Sometimes it gets labeled as indecision rather than depth. But in reality, professionals who’ve operated across multiple sides of the same ecosystem, whether it’s buy-side and sell-side recruitment, or project and program management, bring something incredibly valuable: a panoramic understanding of how all the moving parts connect.
It’s the professional equivalent of being both the chef and the food critic, you know how it’s made and what makes it great.
The “Buy Side” vs. “Sell Side” Analogy
Take the recruitment industry, for example:
Sell Side: Client-facing, business development, agency-style recruitment, all about relationship-building, negotiation, and service delivery.

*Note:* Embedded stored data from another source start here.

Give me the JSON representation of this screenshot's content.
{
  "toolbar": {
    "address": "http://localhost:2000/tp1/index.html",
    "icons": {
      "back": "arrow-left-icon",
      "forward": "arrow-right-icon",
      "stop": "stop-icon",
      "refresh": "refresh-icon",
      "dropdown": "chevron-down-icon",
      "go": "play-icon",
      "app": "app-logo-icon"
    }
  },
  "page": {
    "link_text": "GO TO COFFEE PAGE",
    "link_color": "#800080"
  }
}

Buy Side: Internal talent acquisition, workforce planning, and vendor management, focused on governance, efficiency, and alignment with business goals.
Someone who’s worked on both sides doesn’t lack focus, they have a 360° perspective. They understand the pressures, motivators, and challenges of both the client and the supplier.
That cross-functional empathy creates better partnerships, stronger negotiations, and smarter, more strategic problem-solving. It’s like knowing how to bake the cake and how to slice it in a way everyone gets a piece.
Why Employers Sometimes Misread It
Here’s where it gets tricky.
When asked, “Which do you prefer?” and the candidate answers honestly, “I enjoy both for different reasons”. It can sound like indecision. In truth, it reflects adaptability and confidence in navigating complexity.
The disconnect happens because many hiring processes are designed to look for someone who fits neatly into a single lane, not someone fluent in several.
But the modern workplace isn’t a single-lane highway anymore. It’s more like a roundabout — full of moving parts, interconnected systems, and the need for people who know how to merge without crashing.
The best professionals today aren’t just specialists; they’re cross-trained operators who understand strategy, process, execution, and relationships and can move fluidly between them.
Beyond Recruitment: The Multi-Hat Reality
This isn’t unique to recruitment.
Program Managers, Operations Directors, and Project Managers often wear multiple hats especially in mid-sized or fast-growing organizations.
They’re part strategist, part implementer, part service-delivery expert — covering everything from discovery → design → implementation → optimization.
Sometimes, when these professionals interview for more siloed roles, it can cause confusion. But the reality is this:
End-to-end understanding isn’t a lack of focus, it’s proof of ownership.
It shows you can connect dots, anticipate challenges, and execute with full context. It’s the difference between knowing how to decorate a cake and knowing how to bake it from scratch when the oven breaks.
When asked “Which area do you prefer?” or “What’s your focus?”, try this:
“I’ve had the opportunity to work across both sides, which gives me a holistic understanding of the entire lifecycle. While I can absolutely specialize where needed, my strength lies in bridging perspectives, whether that’s client and supplier, strategy and execution, or design and delivery. That range helps me drive better outcomes for the teams I support.”
This reframes layered experience as strategic range, not indecision; and shows that your variety isn’t random; it’s intentional.
Final Thought
Having a layered background isn’t confusion, it’s comprehension.
Some careers are cake: steady, structured, and built layer by layer. Others are onions: complex, nuanced, and full of unexpected depth. And some are bread: foundational, reliable, and essential to every great recipe.
All are valuable, they just add flavor in different ways.
So whether you’re the cake, the onion, or the bread, remember: It’s not about what you are... it’s about the value you add to the table.